According to secondary source estimates cited by OPEC, Nigeria produced about 1.5 million bpd in December, representing a 1.35 per cent increase from the 1.48 million bpd recorded in November.

Despite the shortfall, Nigeria retained its position as Africa’s largest oil producer during the period, ahead of Libya, which produced an estimated 1.37 million bpd in December.

At the broader OPEC level, crude oil production by countries participating in the Declaration of Cooperation (DoC) averaged 42.83 million bpd in December 2025, representing a month-on-month decline of 238,000 bpd, based on secondary source data.

Analysts warn that sustained underperformance against OPEC quotas limits the country’s ability to fully benefit from higher global oil prices, especially at a time of mounting fiscal pressures and persistent foreign exchange shortages.

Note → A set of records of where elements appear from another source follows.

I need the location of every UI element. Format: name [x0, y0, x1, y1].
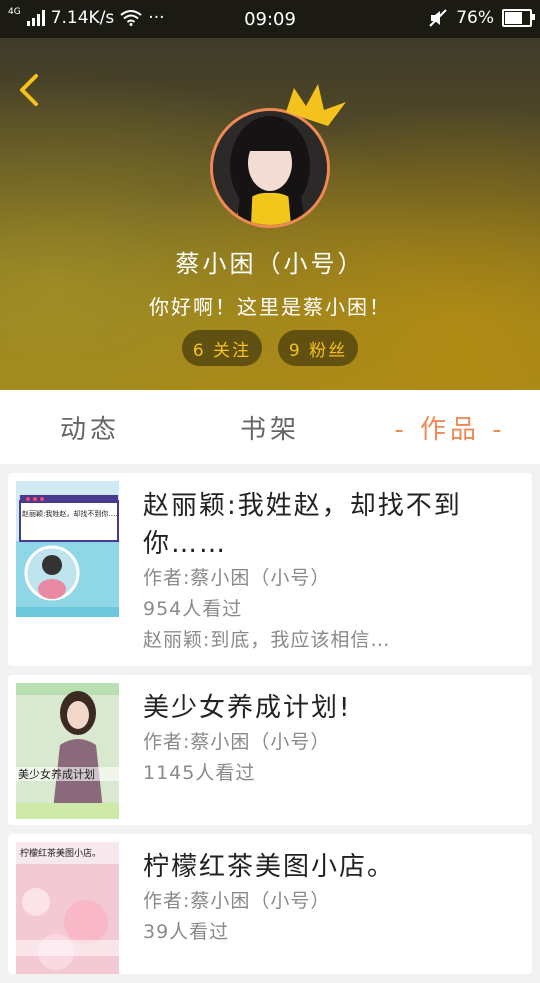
list-item[interactable]: 柠檬红茶美图小店。 柠檬红茶美图小店。 作者:蔡小困（小号） 39人看过	[8, 834, 532, 974]
work-excerpt: 赵丽颖:到底，我应该相信…	[143, 629, 391, 651]
work-cover: 柠檬红茶美图小店。	[16, 842, 119, 974]
list-item[interactable]: 赵丽颖:我姓赵，却找不到你…… 赵丽颖:我姓赵，却找不到你…… 作者:蔡小困（小…	[8, 473, 532, 666]
mute-icon	[429, 9, 447, 27]
cover-text: 赵丽颖:我姓赵，却找不到你……	[22, 509, 119, 518]
cover-text: 柠檬红茶美图小店。	[20, 847, 101, 859]
crown-icon	[286, 84, 346, 126]
followers-count-button[interactable]: 9 粉丝	[278, 330, 358, 366]
work-views: 1145人看过	[143, 762, 256, 784]
status-bar: 4G 7.14K/s ··· 09:09 76%	[0, 0, 540, 38]
tab-dynamics[interactable]: 动态	[0, 409, 180, 446]
battery-percent: 76%	[456, 8, 494, 28]
works-list: 赵丽颖:我姓赵，却找不到你…… 赵丽颖:我姓赵，却找不到你…… 作者:蔡小困（小…	[8, 473, 532, 983]
work-cover: 赵丽颖:我姓赵，却找不到你……	[16, 481, 119, 617]
profile-name: 蔡小困（小号）	[175, 250, 365, 278]
tab-bookshelf[interactable]: 书架	[180, 409, 360, 446]
work-title: 美少女养成计划!	[143, 693, 352, 723]
work-title: 柠檬红茶美图小店。	[143, 852, 396, 882]
profile-tabs: 动态 书架 - 作品 -	[0, 390, 540, 464]
work-views: 39人看过	[143, 921, 230, 943]
cover-text: 美少女养成计划	[18, 767, 95, 781]
battery-icon	[502, 9, 535, 27]
work-author: 作者:蔡小困（小号）	[143, 731, 331, 753]
work-author: 作者:蔡小困（小号）	[143, 567, 331, 589]
following-count-button[interactable]: 6 关注	[182, 330, 262, 366]
work-title: 赵丽颖:我姓赵，却找不到你……	[143, 491, 462, 559]
tab-works[interactable]: - 作品 -	[360, 409, 540, 446]
work-cover: 美少女养成计划	[16, 683, 119, 819]
profile-header: 蔡小困（小号） 你好啊！这里是蔡小困！ 6 关注 9 粉丝	[0, 38, 540, 390]
work-views: 954人看过	[143, 598, 243, 620]
back-arrow-icon[interactable]	[12, 70, 48, 110]
profile-bio: 你好啊！这里是蔡小困！	[149, 295, 391, 319]
list-item[interactable]: 美少女养成计划 美少女养成计划! 作者:蔡小困（小号） 1145人看过	[8, 675, 532, 825]
work-author: 作者:蔡小困（小号）	[143, 890, 331, 912]
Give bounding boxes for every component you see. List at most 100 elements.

Speaking on the development, energy economist Dr. Kelvin Emmanuel said Nigeria’s inability to consistently meet its quota reflects long-standing issues such as pipeline vandalism, oil theft, aging infrastructure and underinvestment in new production.

“While there have been improvements in security around critical assets, the reality is that years of deferred investment cannot be reversed overnight. Nigeria still has a credibility gap in its upstream sector,” he said.

Similarly, oil and gas analyst Mrs. Ijeoma Nwankwo noted that the production gap raises concerns about Nigeria’s readiness to scale output even as OPEC gradually relaxes supply restrictions.

“If Nigeria cannot hit its quota when global supply is being managed, it raises questions about how quickly the country can ramp up production when quotas are loosened or removed,” she said.